CPR (Cardiopulmonary resuscitation) is arguably the single most important element of any first aid course that you may take in order to help people around you.

CPR can prove to be extremely useful for a broad array of medical emergencies ranging from drowning, all the way to myocardial infarction (heart attack). It can be used in an emergency situation where a patient’s heart has stopped, or where a patient cannot breathe on their own. 

The American Heart Association (AHA) recommends that everyone should always begin CPR with a series of powerful chest compressions.

As a matter of fact, it is far better to take charge and actually do something rather than looking on helplessly as a bystander in a critical emergency.  Here it is very important to understand that being fearful of your own lack of ability at making a difference should not hinder your CPR efforts.

After all, the person has already stopped breathing and taking charge and performing CPR can actually mean the difference between life and death!

o   Why Perform CPR?

Cardiopulmonary resuscitation helps to keep oxygen-rich blood flowing to the vital organs of the body.
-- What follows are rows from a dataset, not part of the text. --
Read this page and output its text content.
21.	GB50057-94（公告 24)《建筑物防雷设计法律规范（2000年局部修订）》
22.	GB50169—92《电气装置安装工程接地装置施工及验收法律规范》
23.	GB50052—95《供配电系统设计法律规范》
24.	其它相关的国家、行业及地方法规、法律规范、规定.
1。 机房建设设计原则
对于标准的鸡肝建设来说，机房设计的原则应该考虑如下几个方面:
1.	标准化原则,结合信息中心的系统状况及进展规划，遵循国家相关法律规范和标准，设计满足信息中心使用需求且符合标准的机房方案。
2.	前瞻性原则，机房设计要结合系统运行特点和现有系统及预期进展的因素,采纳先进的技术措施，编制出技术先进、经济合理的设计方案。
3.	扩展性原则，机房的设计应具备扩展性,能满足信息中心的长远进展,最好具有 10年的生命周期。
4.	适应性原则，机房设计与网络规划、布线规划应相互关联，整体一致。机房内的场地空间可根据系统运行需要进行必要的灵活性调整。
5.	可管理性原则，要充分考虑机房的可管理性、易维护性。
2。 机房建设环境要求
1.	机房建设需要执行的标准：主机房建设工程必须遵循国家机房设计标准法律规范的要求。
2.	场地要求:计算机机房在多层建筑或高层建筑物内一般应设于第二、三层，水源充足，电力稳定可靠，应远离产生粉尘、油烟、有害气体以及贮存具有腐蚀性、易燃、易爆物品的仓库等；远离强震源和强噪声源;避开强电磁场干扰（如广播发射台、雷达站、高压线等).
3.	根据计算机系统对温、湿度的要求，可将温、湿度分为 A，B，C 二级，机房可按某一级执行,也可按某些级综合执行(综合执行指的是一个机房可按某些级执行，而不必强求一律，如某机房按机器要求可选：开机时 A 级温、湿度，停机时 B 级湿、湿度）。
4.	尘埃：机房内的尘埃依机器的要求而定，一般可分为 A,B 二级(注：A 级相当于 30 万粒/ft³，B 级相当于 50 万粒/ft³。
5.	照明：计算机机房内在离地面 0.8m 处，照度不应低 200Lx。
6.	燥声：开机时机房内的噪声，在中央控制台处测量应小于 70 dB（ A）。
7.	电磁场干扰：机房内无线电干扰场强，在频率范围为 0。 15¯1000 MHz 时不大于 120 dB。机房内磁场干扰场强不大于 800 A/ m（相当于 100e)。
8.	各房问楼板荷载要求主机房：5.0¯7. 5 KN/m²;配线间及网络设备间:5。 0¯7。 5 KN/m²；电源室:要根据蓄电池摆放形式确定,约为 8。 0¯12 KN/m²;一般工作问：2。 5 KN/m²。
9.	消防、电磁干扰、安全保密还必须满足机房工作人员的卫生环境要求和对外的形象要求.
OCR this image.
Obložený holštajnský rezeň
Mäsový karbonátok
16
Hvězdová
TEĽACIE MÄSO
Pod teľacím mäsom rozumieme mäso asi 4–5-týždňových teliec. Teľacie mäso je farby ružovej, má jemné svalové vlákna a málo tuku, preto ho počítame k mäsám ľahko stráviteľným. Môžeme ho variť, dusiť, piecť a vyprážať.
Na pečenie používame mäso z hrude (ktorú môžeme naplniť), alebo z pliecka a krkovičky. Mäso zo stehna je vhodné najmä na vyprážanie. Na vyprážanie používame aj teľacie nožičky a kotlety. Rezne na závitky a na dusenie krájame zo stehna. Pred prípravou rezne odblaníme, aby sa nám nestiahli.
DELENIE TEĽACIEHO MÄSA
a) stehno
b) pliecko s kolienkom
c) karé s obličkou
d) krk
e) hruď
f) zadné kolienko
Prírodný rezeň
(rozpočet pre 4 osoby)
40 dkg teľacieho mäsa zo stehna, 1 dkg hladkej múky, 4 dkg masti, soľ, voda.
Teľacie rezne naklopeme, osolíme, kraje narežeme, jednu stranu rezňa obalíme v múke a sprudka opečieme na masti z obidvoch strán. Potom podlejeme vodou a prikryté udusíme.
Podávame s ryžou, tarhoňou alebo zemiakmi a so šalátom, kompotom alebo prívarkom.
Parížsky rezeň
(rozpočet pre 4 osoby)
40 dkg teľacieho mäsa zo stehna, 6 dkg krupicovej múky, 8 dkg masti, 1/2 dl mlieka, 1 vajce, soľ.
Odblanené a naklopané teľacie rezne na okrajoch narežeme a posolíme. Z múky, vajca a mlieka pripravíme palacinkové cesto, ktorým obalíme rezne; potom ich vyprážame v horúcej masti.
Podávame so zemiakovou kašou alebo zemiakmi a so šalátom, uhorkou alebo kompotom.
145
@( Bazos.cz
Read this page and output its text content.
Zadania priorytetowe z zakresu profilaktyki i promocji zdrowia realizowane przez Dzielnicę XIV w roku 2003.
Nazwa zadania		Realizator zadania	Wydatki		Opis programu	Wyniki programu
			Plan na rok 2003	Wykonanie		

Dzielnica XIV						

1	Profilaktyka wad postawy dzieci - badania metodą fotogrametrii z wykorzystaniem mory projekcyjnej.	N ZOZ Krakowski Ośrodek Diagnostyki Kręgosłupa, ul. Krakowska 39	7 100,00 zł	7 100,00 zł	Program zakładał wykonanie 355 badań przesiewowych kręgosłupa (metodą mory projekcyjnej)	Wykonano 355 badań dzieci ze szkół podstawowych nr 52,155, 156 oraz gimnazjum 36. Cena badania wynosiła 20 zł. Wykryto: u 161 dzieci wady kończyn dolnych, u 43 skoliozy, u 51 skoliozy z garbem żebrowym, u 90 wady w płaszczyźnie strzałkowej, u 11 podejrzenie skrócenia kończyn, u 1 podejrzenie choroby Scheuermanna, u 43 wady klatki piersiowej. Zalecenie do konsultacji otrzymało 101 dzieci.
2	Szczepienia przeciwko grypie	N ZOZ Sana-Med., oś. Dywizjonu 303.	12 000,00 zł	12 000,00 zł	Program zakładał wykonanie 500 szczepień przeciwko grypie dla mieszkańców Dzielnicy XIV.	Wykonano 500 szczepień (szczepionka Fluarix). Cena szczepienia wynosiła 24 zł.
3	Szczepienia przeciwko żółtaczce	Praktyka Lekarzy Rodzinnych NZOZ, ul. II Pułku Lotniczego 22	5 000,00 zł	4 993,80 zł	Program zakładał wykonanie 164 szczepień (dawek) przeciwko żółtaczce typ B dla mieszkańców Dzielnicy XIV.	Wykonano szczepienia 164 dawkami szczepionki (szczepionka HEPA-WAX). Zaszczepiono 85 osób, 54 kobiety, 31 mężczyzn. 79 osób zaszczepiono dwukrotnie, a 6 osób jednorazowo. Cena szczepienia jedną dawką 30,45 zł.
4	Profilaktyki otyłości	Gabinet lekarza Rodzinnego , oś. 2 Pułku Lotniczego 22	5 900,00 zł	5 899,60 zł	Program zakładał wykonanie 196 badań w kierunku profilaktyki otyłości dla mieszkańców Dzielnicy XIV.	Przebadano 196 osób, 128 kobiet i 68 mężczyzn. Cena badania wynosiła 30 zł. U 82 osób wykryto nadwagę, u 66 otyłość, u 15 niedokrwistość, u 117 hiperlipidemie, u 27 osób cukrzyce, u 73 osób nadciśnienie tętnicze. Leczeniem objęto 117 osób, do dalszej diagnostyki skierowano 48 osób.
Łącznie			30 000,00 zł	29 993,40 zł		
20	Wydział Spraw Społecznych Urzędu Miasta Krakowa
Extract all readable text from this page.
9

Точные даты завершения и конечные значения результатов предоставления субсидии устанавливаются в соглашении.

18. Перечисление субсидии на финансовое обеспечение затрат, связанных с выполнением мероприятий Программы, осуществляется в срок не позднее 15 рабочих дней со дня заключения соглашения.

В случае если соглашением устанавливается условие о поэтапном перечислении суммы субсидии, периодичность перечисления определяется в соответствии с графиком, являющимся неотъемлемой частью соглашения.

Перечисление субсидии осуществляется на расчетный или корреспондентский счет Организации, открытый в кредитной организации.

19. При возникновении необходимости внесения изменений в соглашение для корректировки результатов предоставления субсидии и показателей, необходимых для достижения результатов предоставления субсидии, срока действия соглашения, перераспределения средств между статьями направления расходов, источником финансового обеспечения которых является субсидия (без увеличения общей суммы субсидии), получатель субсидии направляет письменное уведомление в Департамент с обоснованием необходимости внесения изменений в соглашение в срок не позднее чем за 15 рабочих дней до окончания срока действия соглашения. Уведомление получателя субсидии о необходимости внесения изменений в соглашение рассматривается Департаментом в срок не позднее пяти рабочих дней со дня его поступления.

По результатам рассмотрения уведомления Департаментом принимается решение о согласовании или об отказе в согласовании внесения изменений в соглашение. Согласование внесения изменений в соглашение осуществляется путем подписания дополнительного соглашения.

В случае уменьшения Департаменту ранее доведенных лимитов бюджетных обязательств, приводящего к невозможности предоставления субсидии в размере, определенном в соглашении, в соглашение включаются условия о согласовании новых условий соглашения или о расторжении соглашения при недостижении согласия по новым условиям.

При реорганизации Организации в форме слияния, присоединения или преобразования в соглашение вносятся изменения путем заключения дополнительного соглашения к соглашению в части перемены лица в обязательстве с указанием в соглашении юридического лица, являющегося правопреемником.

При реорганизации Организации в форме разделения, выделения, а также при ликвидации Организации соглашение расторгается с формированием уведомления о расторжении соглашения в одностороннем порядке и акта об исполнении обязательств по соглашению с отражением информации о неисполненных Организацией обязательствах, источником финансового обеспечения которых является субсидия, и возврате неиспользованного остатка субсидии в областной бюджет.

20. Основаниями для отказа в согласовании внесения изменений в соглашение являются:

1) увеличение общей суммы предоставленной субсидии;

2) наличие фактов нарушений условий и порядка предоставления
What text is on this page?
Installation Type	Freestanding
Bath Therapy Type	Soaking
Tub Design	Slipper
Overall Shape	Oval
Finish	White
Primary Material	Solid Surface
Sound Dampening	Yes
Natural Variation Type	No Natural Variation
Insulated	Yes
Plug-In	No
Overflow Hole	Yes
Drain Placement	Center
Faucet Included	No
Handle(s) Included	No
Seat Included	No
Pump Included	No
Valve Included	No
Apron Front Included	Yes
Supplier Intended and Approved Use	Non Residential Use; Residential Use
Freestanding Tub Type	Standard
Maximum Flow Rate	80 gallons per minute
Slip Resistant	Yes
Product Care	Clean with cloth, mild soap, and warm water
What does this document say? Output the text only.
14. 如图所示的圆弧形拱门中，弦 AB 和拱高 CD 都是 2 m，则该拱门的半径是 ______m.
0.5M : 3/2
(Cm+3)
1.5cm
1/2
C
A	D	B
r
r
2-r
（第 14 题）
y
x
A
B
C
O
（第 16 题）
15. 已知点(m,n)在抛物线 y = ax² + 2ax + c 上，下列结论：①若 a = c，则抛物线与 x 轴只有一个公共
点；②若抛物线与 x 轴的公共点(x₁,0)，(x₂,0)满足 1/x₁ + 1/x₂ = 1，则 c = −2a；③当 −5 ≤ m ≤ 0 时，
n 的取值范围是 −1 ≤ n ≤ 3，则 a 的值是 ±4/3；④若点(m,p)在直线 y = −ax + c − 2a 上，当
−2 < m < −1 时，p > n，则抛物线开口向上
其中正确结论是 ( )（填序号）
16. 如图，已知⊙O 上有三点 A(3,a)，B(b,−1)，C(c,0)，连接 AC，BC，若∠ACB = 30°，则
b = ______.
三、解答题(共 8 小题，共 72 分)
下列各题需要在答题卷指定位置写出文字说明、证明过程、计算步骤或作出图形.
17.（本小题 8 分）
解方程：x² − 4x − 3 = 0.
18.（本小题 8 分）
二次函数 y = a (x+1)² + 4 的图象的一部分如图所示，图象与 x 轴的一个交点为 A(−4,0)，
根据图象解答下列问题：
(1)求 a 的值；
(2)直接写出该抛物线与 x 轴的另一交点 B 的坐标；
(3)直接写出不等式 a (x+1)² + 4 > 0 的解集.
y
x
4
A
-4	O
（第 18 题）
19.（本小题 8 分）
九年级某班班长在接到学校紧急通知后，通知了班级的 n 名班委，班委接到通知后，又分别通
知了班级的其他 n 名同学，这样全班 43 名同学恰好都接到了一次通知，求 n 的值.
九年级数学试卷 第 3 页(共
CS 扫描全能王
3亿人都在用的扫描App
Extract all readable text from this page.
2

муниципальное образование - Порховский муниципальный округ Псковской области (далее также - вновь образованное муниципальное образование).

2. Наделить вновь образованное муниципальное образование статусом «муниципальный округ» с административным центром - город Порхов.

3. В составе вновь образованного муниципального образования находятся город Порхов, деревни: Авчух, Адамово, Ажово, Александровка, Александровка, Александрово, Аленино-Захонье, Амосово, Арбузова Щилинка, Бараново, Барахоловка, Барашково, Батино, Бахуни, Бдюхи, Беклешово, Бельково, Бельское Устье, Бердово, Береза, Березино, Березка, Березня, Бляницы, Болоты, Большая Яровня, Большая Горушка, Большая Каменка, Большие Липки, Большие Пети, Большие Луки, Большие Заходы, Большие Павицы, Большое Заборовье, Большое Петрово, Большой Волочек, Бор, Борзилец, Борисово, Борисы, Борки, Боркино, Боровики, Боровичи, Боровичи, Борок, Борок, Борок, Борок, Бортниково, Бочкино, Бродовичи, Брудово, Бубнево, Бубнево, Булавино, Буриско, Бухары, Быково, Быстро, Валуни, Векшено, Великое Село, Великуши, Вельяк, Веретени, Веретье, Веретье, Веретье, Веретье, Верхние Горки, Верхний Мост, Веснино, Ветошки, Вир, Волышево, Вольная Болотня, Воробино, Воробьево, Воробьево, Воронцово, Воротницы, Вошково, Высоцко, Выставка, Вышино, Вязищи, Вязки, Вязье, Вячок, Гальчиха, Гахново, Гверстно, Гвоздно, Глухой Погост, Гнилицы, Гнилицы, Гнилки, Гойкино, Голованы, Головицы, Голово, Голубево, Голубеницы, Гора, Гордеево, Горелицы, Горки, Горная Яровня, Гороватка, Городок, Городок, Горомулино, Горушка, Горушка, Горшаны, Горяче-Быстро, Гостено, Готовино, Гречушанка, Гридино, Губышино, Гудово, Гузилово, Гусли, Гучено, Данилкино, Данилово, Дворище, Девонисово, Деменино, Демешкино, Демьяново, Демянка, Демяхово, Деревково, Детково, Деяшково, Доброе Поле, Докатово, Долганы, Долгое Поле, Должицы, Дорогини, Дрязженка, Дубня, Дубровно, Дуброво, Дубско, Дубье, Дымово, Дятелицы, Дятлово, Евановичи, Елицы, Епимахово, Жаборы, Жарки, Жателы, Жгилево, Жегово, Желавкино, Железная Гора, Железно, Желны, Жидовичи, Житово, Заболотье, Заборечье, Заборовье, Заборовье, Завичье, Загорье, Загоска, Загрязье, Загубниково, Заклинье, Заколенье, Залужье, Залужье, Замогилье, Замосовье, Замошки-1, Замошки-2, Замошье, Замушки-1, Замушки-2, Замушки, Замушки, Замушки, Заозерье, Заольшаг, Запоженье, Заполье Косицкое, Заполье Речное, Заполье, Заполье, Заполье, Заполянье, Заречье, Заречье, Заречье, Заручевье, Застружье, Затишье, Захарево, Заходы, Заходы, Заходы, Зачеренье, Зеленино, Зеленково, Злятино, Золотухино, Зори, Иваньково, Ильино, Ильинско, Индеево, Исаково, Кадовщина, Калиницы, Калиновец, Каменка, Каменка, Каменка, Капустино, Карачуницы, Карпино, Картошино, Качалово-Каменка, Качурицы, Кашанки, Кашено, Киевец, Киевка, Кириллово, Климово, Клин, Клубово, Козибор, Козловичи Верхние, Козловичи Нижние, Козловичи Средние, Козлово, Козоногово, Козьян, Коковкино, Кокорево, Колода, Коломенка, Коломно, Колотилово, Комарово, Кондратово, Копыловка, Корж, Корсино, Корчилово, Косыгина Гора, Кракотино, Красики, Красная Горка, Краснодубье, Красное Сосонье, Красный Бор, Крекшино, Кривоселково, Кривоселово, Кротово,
Most importantly, it makes sure that blood continues flowing to the brain. In a life or death situation, it can keep a person alive and also prevent irreparable brain damage. This is why CPR is considered to be the ideal treatment option until EMR (emergency medical response) teams arrive on the scene or the patient’s heart rate and breathing become normal again.

Once the human heart stops beating, the lack of oxygen-rich blood flowing to the brain can easily cause permanent brain damage within a few minutes. In case the patient does not resume breathing, they will not be expected to survive beyond eight to ten minutes at most.

This is why it is so important to take a duly accredited CPR and first-aid training course. But even if you are completely untrained, you should still try chest compressions on your own. However, if time permits, it is better to call 911 and allow the operator to guide you through the process.

o   CPR Checklist

Before performing CPR, you should keep the following checklist in mind:

  • Is the patient fully conscious or is he unconscious?
  • If the person ‘appears’ to be unconscious, then you should tap or shake his shoulder and ask him if he is fine in a loud voice
  • If there is no response and you are alone, then call 911 and begin administering emergency CPR.
  • Continue to do so till help arrives or the patient starts breathing normally again
  • If an AED (emergency defibrillator) is available, follow the instructions and administer an electric shock (if required)

o   Conclusion

It is always better to take a CPR and first aid course so that you are always prepared to meet any eventuality and can take charge of the situation in an instant.